The sheriff's office is giving farmers an update on their eLert system.
It's a program that sends text messages to a list of subscribers put together by the Farm Bureau.
"Our supervisors have the ability, in their squad cars, to log into this eLert system and send out a message to all the subscribers in that area, that we're looking for a blue pickup truck going south on Curran road," Undersheriff Jack Campbell said. "Our intent with that would be to--if I see that pickup truck, to call 911."
Campbell said the system has only been used a couple of times, and there hasn't been an incident where it saved the day.
"We haven't had it yet, but it is coming," Campbell said. "And what we're concerned about is this is just one more tool we have in our arsenal to keep people safe."

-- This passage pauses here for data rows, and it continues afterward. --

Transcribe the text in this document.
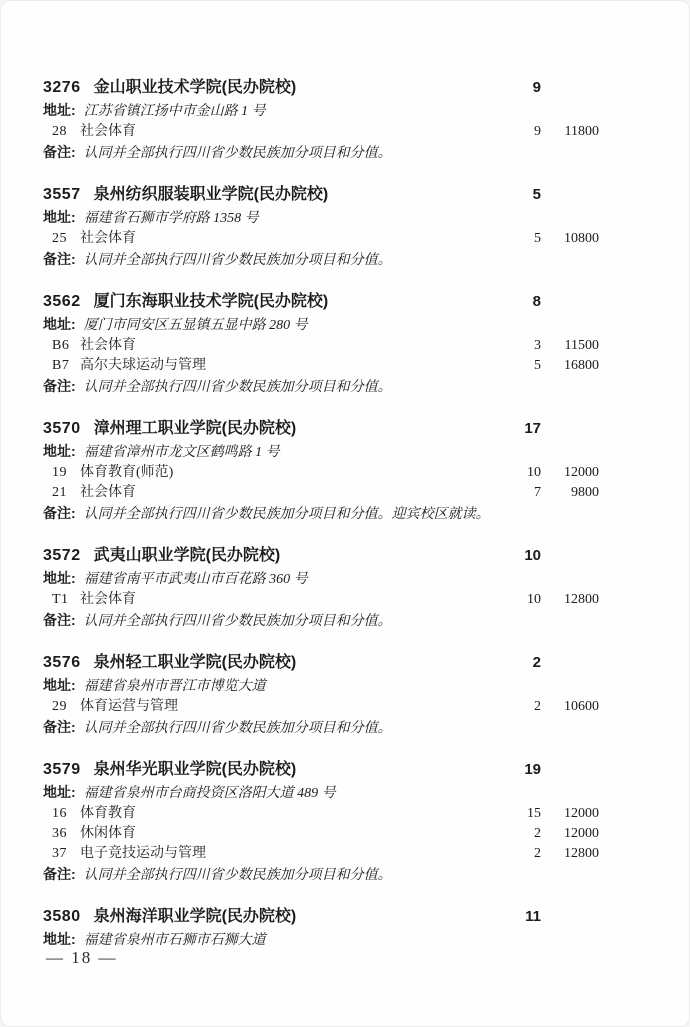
3276 金山职业技术学院(民办院校)	9
地址: 江苏省镇江扬中市金山路 1 号
28 社会体育	9	11800
备注: 认同并全部执行四川省少数民族加分项目和分值。
3557 泉州纺织服装职业学院(民办院校)	5
地址: 福建省石狮市学府路 1358 号
25 社会体育	5	10800
备注: 认同并全部执行四川省少数民族加分项目和分值。
3562 厦门东海职业技术学院(民办院校)	8
地址: 厦门市同安区五显镇五显中路 280 号
B6 社会体育	3	11500
B7 高尔夫球运动与管理	5	16800
备注: 认同并全部执行四川省少数民族加分项目和分值。
3570 漳州理工职业学院(民办院校)	17
地址: 福建省漳州市龙文区鹤鸣路 1 号
19 体育教育(师范)	10	12000
21 社会体育	7	9800
备注: 认同并全部执行四川省少数民族加分项目和分值。迎宾校区就读。
3572 武夷山职业学院(民办院校)	10
地址: 福建省南平市武夷山市百花路 360 号
T1 社会体育	10	12800
备注: 认同并全部执行四川省少数民族加分项目和分值。
3576 泉州轻工职业学院(民办院校)	2
地址: 福建省泉州市晋江市博览大道
29 体育运营与管理	2	10600
备注: 认同并全部执行四川省少数民族加分项目和分值。
3579 泉州华光职业学院(民办院校)	19
地址: 福建省泉州市台商投资区洛阳大道 489 号
16 体育教育	15	12000
36 休闲体育	2	12000
37 电子竞技运动与管理	2	12800
备注: 认同并全部执行四川省少数民族加分项目和分值。
3580 泉州海洋职业学院(民办院校)	11
地址: 福建省泉州市石狮市石狮大道
— 18 —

The system had an initial cost of $8,000 back in 2012, and costs a few hundred dollars per year to maintain. It's all paid for by the Sangamon County Farm Bureau.
Beaty said it's well worth it.
"If there's a thunderstorm coming, if there's a tornado watch coming, we get that," Beaty said. "If we want to put out an eLert for a meeting, we've got that. If indeed something happens in the county, if you see a van that's not supposed to be there, you can put that on there, and then everybody looks out for it."
The sheriff's office has a similar tool, called A Child is Missing. It makes automated phone calls to land lines of residents in certain areas to alert them to watch for an endangered individual.
Campbell said as people move from landlines to cell phones, systems like eLert will become more important, because they target mobile phones.
Reporting at the Illinois State Fair, Mike Brooks, ABC NewsChannel 20.